Michigan MMA fighter Brink moving up in UFC world

Apr 26, 2017

VANDERBILT, Mich. - Ryse Brink’s mixed martial arts career almost ended before it even began.

The 23-year-old fighter was raised in Vanderbilt, Michigan, a small village nestled away just north of Gaylord. His dad was a single parent, and they developed a strong bond as Brink grew up.

Ryse Brink earns a TKO victory in KOP (Knockout Promotions) 54 at the Deltaplex Arena in Grand Rapids. His next fight is June 17 at the same venue.
Credit Ryse Brink

Brink’s world changed in 2009, when his dad died. He never considered MMA as a career, until his father’s passing.

“To be honest with you, I thought MMA was trash at first,” Brink said. “I thought I would do boxing. But then I started grappling and I fell in love with that.”

He ultimately took a fight to get in the octagon with a kid that he had some prior differences with.

“I couldn’t stand him and he ran his mouth off about my father, he passed away around the time. I knew that was my shot to get in the octagon with him and I couldn’t get in trouble for fighting him,” Brink said. “So, I took that fight and trained my (butt) off for four months.”

But his opponent backed out before the fight, and Brink wondered if he even wanted to go through with the event.

“My family told me, ‘You trained for four months for it, you might as well go through with it’,” Brink said. “So, I did it, got a 17 second knockout in the first round and fell in love with it ever since.”

Brink used his contagious attitude and success in the octagon to build a strong following in northern Michigan. He continued to fight at the amateur level and earned a 7-2 record, his only losses coming fighting middleweight. Then he got the call to become a pro a little over a year ago. He’s staying as a lightweight, at 155 pounds, with a 3-1 record.

Brink enjoys the performance aspect of MMA, giving him the rush of from a crowd for the first time since high school sports.

“And it was tenfold, it was way better than playing basketball in front of a couple hundred people.

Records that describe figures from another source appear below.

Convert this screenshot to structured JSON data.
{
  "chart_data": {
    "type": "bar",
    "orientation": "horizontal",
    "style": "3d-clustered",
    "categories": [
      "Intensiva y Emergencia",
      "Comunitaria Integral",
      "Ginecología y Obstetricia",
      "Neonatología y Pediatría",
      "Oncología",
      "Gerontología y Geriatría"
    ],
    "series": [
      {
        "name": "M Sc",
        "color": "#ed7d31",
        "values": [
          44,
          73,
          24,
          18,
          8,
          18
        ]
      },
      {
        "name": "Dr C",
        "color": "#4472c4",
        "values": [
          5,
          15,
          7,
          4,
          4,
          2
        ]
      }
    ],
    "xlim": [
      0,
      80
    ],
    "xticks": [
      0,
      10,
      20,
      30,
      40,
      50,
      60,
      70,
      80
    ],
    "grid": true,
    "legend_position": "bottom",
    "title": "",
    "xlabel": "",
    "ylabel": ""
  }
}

When I got that feeling I was like, this is something that I can keep on doing,” Brink said.

Brink is juggling work and his pro MMA career, which is a delicate balancing act made easier by his employer. He works as a union pipefitter for Local 85 Plumbers and Steamfitters in Saginaw. They are also his sponsor, and give him extended breaks to train for his upcoming fights.

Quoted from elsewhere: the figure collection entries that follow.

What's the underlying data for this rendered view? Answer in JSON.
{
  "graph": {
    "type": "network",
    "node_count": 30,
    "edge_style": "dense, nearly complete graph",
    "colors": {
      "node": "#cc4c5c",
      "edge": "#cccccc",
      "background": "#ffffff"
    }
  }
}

“Fighting as an amateur, I was training on and off up north. It wasn’t the level of intensity as my training now. As a pro, I go downstate and isolate myself down in the Detroit area, training with some of the best athletes in the state of Michigan and in the Midwest,” Brink said. “The level of competition makes you sacrifice more, but if you want to call yourself a professional, unless you dive head first then what are you doing? If you’re not going to commit yourself and learn everything and make it your trade you might as well not be fighting.”

The option to train full-time and come back to work when he needs some extra money took some persuading from Brink, but he has worked hard to help market the company along with his fighting brand.

“When I was 1-0, I was working and training, I wasn’t just straight training you know what I mean? But now that I’m going to be fighting top of the state competition, I can’t be in it half way,” Brink said.

Of course, he had some doubters at first, some of his union bosses couldn’t believe that he would throw away an opportunity to work 30 consecutive years and retire with full pension and benefits. But Brink knew that he wanted to chase his dream of becoming a UFC fighter.

“Growing up I fought against odds my whole life and when you don’t have a mom and your dad passes away, a lot of times you grow up hating the world. And I did, but I defeated odds by not becoming a kid of the system,” Brink said.

Now Brink aims to continue to rise through the ranks of the MMA world, and dreams of making enough money to help out other kids who have lost their parents or are going through a similar situation as his.

“Right now I’m 100 percent full steam ahead with fighting and making a career out of this,” Brink said. “You have to be a part of something bigger than yourself. That’s something my dad taught me as a kid. When I go in there and fight, I’m not fighting an individual, I’m not fighting the guy across from me, I’m going in there and fighting everything I couldn’t fight against as a kid.”